Just as we are about to continue digging, a gaucho suddenly comes riding up. And a few minutes later a jeep approaches from the trailhead. Our rescue? They're trying to pull us backwards down the hill. On the first try, the lasso breaks after a few seconds (no kidding, Gaucho style :-)). Without further ado, the two drive away in the jeep, the horse stays with us. With a tighter belt, they come back. New try, new luck. And - yeah - we move. Unfortunately, we slide sideways so badly that we are about to move the rear tire into a ditch. We don't feel like laughing anymore... And we can't even think about taking pictures - there's too much at stake. We have one more try forward. It has to be 100% exact. The jeep pulls and we actually make it onto a straight lane. Phew! When asked whether we want to continue towards the Trailhead, we don't have to think twice. We park our car on the next leveled grass. At first glance, everything seems intact.
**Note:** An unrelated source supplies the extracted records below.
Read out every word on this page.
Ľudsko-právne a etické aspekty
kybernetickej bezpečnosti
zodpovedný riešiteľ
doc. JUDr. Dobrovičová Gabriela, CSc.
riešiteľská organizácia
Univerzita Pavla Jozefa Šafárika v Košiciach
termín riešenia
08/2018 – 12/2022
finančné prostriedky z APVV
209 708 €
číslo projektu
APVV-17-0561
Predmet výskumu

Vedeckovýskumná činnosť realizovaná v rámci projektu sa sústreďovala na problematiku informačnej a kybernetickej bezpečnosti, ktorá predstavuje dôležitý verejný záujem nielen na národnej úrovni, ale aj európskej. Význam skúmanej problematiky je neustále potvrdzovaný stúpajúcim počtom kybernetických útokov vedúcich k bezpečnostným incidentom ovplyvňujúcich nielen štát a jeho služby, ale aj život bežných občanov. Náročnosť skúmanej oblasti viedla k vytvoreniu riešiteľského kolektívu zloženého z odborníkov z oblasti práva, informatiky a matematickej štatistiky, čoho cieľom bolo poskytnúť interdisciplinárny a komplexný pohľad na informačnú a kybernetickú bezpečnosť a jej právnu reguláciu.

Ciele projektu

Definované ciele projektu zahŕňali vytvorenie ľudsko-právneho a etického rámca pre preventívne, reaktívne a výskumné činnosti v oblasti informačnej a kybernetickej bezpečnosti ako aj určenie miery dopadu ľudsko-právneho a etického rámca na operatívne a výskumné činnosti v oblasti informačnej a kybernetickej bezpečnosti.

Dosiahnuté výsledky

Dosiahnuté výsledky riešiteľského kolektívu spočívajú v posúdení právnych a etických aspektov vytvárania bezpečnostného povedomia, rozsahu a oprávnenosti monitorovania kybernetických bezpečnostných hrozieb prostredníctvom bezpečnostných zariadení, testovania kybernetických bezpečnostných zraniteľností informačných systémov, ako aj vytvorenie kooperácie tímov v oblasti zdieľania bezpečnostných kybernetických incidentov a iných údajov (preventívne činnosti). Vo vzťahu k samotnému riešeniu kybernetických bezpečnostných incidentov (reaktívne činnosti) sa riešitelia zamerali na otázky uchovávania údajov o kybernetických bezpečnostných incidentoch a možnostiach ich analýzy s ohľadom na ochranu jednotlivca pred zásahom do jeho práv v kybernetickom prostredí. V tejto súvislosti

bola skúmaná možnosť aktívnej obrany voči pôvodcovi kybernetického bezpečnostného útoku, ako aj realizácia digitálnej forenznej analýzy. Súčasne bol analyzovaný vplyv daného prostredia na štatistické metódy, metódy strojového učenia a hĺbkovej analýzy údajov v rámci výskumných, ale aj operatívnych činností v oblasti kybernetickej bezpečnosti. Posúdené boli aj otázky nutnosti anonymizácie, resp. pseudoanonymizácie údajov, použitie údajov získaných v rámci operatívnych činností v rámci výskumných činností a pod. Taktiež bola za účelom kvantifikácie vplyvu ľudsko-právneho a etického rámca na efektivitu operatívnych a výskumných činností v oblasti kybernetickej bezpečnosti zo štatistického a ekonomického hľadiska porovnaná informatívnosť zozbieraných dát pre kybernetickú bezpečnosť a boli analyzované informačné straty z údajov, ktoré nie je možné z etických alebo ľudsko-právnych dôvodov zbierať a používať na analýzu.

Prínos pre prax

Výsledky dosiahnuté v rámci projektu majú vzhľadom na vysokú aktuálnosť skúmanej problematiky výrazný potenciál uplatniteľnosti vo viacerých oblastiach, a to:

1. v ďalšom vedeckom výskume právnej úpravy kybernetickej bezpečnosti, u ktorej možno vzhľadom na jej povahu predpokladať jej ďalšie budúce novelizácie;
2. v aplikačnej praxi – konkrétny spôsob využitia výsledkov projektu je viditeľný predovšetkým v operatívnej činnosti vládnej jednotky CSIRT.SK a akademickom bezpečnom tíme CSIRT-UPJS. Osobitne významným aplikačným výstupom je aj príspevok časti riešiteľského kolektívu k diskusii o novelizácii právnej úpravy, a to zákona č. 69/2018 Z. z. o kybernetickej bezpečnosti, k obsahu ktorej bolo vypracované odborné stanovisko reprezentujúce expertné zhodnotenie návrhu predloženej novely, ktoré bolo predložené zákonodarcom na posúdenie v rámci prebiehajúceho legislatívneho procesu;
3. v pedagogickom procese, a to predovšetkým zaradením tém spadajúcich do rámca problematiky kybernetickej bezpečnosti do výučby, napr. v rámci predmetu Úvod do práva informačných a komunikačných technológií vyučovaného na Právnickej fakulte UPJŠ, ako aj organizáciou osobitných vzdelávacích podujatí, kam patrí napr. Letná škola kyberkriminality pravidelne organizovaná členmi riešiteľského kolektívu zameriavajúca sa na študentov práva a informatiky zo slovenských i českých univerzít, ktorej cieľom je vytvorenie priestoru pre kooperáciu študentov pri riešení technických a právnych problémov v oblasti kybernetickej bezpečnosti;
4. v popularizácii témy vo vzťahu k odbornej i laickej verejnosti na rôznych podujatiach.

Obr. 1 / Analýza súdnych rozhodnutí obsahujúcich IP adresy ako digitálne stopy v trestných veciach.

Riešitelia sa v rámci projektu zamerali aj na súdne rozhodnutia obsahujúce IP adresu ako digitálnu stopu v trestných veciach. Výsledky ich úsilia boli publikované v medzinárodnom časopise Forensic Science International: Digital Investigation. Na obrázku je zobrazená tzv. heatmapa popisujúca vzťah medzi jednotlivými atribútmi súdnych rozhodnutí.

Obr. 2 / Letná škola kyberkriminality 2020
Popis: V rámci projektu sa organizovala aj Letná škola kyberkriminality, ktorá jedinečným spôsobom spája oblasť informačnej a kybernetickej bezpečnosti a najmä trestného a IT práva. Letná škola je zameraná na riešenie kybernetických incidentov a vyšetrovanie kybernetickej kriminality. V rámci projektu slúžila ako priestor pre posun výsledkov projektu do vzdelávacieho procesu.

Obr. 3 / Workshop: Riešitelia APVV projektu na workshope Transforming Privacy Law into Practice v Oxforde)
Now the hike can start - about 4 hours later than planned. We're unlikely to make it to Refugio El Caulle in daylight if the times are correct. But that's the only weather window we have. The path is steep, but not very long. After about 2.5 hours we managed the 1,000 meters in altitude. Micha can even catch the last rays of sunshine on the beautiful plateau. What a day! After dinner we go straight into our sleeping bags. We want to get up early to catch the best light on the volcano crater.


Refugio El Caulle Besteigung des Puyehue Vulkans, schöner Vulkan, Vulkankrater Chile
After a short delay we hike up to Refugio El Caulle

Refugio El Caulle Vulkan Puyehue Nationalpark
Refugio El Caulle

Puyehue Vulkan Vulcano Chile National Park
Our goal for tomorrow...


Shortly after sunrise we set off to climbing the Puyehue volcano ... The 800 meters in altitude feel quite exhausting on the sandy ground, which constantly gives way... We even find a companion - a dog appears out of nowhere to join us. We call him Piti. He seems to know the track well and is quite fit. After about 2 hours, the three of us reach the edge of the crater and can hardly believe our eyes. The view is unique. Below us lies the frozen crater, more than 2 km in diameter. Desert-like fields of ash and lava all around us, and all the lakes and volcanoes of the region in the background. We even see the volcano Villarrica, more than 100 km away. Crazy! We enjoy the view with pleasant temperatures and hardly any wind and strengthen ourselves. Piti also deserves a piece of salami :-)



Krater Puyehue National Park Vulkan Vulcano Chile Wanderung Highlight
What a view of the gigantic crater.....

Krater Puyehue National Park Vulkan Vulcano Chile Wanderung Highlight
Different perspective ...

The descent is extremely fast. Despite the steep terrain, the volcanic sand provides a good grip. We arrive at the refuge around noon, meanwhile it is around 15 degrees and the sun is shining brightly. Perfect for a long lunch break! In the afternoon we set off and descend. We're not longing for another cold night in the refuge without dry firewood. And it's supposed to rain the next day.


We are happy to be back at our car with enough water supplies and a Diesel heater :-) And fortunately everything seems to be fine with the vehicle. One more reason to further train our off-road driving skills. Nothing beats experience!